Fui un enigma para Elia hasta que empezó a hartarse del enigma. Siempre le había hecho mucha gracia la idea de que yo fuera un fantasioso que contaba verdades a medias, pero cuando dejé de hacerle gracia por los derrumbes de la rutina empezó a verme como un grosero inmaduro y un vicioso del engaño. Puede que tuviera razón; lo inexplicable era que lo que me había hecho siempre encantador a sus ojos pasara de pronto a suponer un delito.
Había sido ella la que me indujo a buscar mi pasado, y jamás sospeché que pudiera ir tras las pistas del auténtico Román Becerra. Aparecidos los síntomas del supuesto amor amustiado, no aguantaba las muchas sombras y las pocas luces de mi pasado; una historia, la más lineal, la que haya esquivado por pobreza intelectual, pongamos por caso, una mínima anfractuosidad, un desengaño deslucido, le da a un hombre su condición de libre, la posibilidad de mirar hacia atrás y encontrar algo propio, aunque sea un campo reseco.

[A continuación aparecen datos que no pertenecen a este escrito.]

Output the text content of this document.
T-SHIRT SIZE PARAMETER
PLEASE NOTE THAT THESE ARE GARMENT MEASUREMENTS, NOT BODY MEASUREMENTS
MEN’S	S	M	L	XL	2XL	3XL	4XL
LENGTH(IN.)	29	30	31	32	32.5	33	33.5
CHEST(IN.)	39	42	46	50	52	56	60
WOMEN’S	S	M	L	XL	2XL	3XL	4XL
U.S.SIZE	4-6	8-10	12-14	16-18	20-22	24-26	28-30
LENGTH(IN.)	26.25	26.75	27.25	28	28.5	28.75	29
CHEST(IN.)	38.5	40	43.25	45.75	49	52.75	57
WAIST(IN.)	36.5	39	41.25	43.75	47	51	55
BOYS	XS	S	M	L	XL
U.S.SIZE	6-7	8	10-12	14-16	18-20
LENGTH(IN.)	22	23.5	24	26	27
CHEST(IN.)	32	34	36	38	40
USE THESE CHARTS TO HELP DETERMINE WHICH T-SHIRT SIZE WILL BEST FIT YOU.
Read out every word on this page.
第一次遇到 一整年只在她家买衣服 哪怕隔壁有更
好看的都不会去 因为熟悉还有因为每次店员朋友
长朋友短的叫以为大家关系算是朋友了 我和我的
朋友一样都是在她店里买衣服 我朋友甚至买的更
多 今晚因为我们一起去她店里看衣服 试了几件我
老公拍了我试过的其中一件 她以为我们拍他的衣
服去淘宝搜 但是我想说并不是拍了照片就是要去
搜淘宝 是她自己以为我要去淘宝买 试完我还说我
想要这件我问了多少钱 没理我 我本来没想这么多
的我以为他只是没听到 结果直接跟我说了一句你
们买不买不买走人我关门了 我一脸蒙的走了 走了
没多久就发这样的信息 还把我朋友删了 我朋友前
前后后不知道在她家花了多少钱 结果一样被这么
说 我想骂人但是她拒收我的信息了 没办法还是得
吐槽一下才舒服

Jamás hubiera imaginado que Elia leyera todos mis correos electrónicos con usted, que hubiera descubierto quién soy por una indiscreción grave. Y me sorprendió también que me invitara a recoger este ejercicio de memoria en un libro y, aún más, que me sugiriera como final la alusión a la maleta abandonada.
—Se puede titular Historia de una maleta o Historia de una burla —dijo—. Tengo derecho a participar al menos en el título. No debe de ser la primera vez que un personaje sugiera el título de la novela.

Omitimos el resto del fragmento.